New RPG Tools

I’ve picked up a couple of new digital RPG tools recently which I’m starting to take a look at. I’ve been pretty static over the last ten years in what I use, mainly because I’ve got comfortable with the tools I have and got used to their quirks and short comings. In theory, switching to higher level tools should save me a lot of time, but there’s always the risk that I spend more time learning and configuring them.

Foundry Virtual Tabletop

The first is FoundryVTT, a virtual table top software that is designed to be self-hosted (though it has hosted cloud options). I’ve been using Roll20 for so long that it comes naturally to me, and every other VTT I’ve tried has turned out to be incredibly confusing and difficult to use. Foundry seems to be actually usable, though suffers from a lack of support for Mongoose Traveller (it has Cepheus, which is similar, but Roll20 wins here).

The big difference with Foundry compared to Roll20 is the self hosting aspect. It runs like a web server, so needs someone with a bit of technical ability to run it up and have the rest of their group access it over the internet. I have it running on a RaspberryPi 4 (basically a small computer that fits in the palm of your hand and costs less than £100). Since I have a static IP and DNS options, hosting this myself shouldn’t be a problem. Others less technically inclined might have problems here. There are cloud options for those who don’t want to run Foundry themselves though.

As well as looking a bit nicer (and a bit more modern) than Roll20, it has a few functional extras as well:

  • Built in support for doors and windows. Doors can be opened and closed (even by players), and automatically block movement and vision whilst closed.
  • An ‘overhead’ graphics layer, which can be used for trees, rooves and other large objects. They obscure what is underneath, until a token walks up to them at which point they can see what’s below. Really useful for village maps, where you have a lot of houses, and want to see the outside of a building when players are outside, and then have it automatically switch to an internal map when players go inside.
  • Add on support for multiple levels in a map. In Roll20, this has to be faked by having multiple maps on one screen.
With overhead images, characters can walk under a ship to see what is there.

I’m still getting used to it though. Somethings feel a lot easier in Roll20 – just dragging images into a map works better in Roll20 (there is a plugin in Foundry to allow that), and it has built in audio effects. Over time, I expect to find workarounds and solutions to the various issues though.

I may start looking into how hard it is to properly support Mongoose Traveller in Foundry. It means more Javascript, and learning all the APIs and templating needed though. I’ve also got a large number of helper scripts which would need to be ported, which probably won’t be fun.

This is the main cost of switching tools – the learning curve can be considerable, and it might be several months before I’m ready to switch.

On the other hand its support for Delta Green is really good, so switching over when we pick that game up again should be much easier.
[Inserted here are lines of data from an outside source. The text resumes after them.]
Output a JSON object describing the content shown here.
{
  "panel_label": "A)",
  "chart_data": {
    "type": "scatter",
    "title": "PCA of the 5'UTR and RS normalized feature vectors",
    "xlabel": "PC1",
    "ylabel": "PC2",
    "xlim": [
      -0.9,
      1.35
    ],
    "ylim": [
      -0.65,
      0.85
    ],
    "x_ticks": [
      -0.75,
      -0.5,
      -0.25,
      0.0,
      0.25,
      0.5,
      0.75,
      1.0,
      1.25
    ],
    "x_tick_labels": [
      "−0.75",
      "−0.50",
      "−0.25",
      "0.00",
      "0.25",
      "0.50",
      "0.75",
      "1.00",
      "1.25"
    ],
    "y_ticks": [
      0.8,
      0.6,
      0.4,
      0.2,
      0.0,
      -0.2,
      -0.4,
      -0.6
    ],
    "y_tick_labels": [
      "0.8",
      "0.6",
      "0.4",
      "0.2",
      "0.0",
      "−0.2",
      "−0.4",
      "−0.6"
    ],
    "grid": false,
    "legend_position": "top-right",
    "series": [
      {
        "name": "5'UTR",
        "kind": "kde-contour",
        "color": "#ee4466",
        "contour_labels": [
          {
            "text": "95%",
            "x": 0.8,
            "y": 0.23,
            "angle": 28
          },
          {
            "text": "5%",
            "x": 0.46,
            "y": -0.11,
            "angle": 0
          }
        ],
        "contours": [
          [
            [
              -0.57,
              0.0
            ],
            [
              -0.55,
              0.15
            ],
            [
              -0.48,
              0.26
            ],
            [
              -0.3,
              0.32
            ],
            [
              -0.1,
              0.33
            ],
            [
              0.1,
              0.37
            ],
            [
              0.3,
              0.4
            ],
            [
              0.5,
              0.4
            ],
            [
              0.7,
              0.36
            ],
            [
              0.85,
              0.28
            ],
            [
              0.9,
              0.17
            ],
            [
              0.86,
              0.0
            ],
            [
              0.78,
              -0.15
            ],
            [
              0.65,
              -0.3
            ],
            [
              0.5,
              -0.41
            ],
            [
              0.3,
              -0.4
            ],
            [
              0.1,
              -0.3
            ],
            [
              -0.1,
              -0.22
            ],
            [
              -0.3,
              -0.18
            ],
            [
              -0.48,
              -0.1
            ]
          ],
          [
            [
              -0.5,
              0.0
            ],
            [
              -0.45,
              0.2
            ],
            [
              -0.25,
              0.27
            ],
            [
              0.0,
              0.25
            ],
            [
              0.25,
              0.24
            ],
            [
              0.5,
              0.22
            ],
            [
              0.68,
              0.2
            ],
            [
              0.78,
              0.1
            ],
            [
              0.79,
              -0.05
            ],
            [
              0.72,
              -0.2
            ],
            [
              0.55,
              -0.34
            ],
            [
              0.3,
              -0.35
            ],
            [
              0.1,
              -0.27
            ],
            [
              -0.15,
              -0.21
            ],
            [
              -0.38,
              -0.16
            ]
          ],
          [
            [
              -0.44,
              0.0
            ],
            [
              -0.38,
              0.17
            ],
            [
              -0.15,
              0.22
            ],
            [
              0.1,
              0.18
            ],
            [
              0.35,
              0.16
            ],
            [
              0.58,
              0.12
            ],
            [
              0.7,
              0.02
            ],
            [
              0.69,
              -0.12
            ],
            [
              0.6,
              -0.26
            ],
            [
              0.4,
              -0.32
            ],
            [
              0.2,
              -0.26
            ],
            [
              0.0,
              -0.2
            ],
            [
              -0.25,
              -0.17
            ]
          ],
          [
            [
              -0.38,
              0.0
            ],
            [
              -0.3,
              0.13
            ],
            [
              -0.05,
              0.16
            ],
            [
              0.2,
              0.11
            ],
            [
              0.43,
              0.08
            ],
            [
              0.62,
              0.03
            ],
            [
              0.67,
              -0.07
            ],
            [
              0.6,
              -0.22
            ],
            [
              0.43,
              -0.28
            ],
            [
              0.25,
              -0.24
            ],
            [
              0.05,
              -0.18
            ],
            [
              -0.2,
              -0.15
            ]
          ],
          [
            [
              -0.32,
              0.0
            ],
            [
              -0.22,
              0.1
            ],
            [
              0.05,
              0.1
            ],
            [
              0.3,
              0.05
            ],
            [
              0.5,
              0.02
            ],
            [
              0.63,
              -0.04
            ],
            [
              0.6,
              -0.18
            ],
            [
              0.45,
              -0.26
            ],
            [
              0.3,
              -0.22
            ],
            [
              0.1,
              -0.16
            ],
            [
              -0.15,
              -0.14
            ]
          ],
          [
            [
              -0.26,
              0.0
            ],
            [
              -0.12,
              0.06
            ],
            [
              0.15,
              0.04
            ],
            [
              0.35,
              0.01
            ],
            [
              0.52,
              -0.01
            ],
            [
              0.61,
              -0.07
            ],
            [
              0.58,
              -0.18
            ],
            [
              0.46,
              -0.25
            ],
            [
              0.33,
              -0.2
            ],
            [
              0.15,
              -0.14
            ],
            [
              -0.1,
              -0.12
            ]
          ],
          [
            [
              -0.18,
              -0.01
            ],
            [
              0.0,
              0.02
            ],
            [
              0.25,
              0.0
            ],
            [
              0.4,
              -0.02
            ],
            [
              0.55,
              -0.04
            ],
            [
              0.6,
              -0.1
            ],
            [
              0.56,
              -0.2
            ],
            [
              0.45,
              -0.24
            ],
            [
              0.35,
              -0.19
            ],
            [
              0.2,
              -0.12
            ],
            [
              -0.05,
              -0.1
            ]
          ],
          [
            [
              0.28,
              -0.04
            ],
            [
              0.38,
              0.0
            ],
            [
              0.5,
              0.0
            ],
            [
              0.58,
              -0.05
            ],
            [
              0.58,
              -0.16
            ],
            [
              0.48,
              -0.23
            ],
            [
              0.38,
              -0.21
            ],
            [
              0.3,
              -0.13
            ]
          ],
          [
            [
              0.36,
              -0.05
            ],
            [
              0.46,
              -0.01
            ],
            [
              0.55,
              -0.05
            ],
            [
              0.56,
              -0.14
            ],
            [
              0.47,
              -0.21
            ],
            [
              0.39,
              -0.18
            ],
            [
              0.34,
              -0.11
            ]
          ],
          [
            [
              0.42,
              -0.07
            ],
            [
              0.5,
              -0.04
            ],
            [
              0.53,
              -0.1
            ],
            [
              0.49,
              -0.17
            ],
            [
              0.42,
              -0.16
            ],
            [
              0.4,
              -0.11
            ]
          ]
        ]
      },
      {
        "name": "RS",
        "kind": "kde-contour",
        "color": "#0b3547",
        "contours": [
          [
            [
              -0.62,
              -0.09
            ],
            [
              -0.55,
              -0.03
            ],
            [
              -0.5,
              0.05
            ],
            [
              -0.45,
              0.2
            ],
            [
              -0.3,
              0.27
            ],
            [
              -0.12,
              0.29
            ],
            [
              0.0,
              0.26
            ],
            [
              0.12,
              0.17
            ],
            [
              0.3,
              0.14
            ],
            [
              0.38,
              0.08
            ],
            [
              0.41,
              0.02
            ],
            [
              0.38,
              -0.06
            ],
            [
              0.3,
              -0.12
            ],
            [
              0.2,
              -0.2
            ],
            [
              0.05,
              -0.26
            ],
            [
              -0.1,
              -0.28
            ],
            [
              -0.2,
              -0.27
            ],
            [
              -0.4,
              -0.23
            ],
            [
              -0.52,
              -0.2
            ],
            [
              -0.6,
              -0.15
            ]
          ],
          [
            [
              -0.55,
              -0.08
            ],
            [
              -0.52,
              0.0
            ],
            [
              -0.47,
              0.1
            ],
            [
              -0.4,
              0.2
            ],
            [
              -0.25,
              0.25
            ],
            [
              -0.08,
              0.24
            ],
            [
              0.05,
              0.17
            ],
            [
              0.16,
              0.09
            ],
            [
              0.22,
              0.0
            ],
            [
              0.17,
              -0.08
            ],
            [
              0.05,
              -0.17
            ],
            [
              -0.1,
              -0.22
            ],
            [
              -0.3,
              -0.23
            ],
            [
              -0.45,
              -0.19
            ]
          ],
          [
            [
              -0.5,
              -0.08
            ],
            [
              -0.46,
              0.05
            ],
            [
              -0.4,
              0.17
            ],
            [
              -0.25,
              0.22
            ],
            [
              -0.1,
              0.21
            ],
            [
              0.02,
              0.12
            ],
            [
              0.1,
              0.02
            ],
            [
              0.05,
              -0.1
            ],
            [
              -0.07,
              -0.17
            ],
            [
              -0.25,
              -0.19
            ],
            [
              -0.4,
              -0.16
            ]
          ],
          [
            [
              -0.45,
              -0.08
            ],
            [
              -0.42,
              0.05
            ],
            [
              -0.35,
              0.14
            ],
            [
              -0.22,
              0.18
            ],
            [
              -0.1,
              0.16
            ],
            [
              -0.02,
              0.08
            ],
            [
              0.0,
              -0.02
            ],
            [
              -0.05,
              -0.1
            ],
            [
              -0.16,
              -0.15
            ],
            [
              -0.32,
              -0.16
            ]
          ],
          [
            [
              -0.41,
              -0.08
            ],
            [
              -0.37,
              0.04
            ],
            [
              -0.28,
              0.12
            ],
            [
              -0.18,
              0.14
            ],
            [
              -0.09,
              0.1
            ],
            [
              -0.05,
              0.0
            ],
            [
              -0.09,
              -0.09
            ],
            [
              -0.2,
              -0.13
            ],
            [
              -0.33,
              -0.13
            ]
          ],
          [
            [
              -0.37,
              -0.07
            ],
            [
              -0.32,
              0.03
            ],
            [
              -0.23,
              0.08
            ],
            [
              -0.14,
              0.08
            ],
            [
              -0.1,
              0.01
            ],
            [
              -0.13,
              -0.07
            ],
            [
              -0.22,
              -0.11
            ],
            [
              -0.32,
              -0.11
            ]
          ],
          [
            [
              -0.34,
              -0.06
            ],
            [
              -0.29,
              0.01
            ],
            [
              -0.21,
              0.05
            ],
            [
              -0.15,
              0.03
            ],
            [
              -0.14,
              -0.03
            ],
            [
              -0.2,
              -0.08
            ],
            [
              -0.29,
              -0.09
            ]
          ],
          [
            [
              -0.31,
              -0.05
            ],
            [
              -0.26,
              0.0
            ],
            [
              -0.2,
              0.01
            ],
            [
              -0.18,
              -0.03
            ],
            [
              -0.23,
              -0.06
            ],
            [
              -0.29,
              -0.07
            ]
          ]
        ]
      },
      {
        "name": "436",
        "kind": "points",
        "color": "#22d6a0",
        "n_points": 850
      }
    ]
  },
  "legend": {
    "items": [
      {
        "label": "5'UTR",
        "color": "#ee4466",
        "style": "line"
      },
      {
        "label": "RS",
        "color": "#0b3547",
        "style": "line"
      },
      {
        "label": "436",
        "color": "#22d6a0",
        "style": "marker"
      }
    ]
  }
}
The second is Dungeondraft (which I keep writing as Dungeoncraft), which is a mapping tool. Previously I’ve just use the GIMP when drawing my own maps, but Dungeondraft looks like it has a number of nice options, including import to Foundry. At the very least it exports as PNG format, so can be used to generate standard image files for import into anything. The import to Foundry automatically handles walls, doors and windows though, which is nice.

There are a lot of things it just does automatically. Drawing buildings is easy – it works out the walls and floors for you, and it’s easy to change the shape of a building. This is something that used to take ages to do by hand in the GIMP.

I’m trying to create some more SF looking assets, rather than the usual wood/stone walls that come with it.

The downside of Dungeondraft is that it’s very focused on fantasy. It doesn’t have many options for modern or science fiction maps. There are some add-on modules, but the options are fewer compared to fantasy. I have found one Patreon which does provide some science fiction assets, but there are still plenty of holes in the selection.

I’ve started putting together some basic tile packs to cover the sort of thing I want, but it’s a non-trivial exercise. I do intend to try very hard to move to using this more often though. There has been less need of maps in Traveller, but there are some things coming up where maps will be useful.

Even if I just use it for drawing rough maps and exporting them as PNGs for import into Roll20/Foundry though, it’s probably going to be easier than doing everything by hand.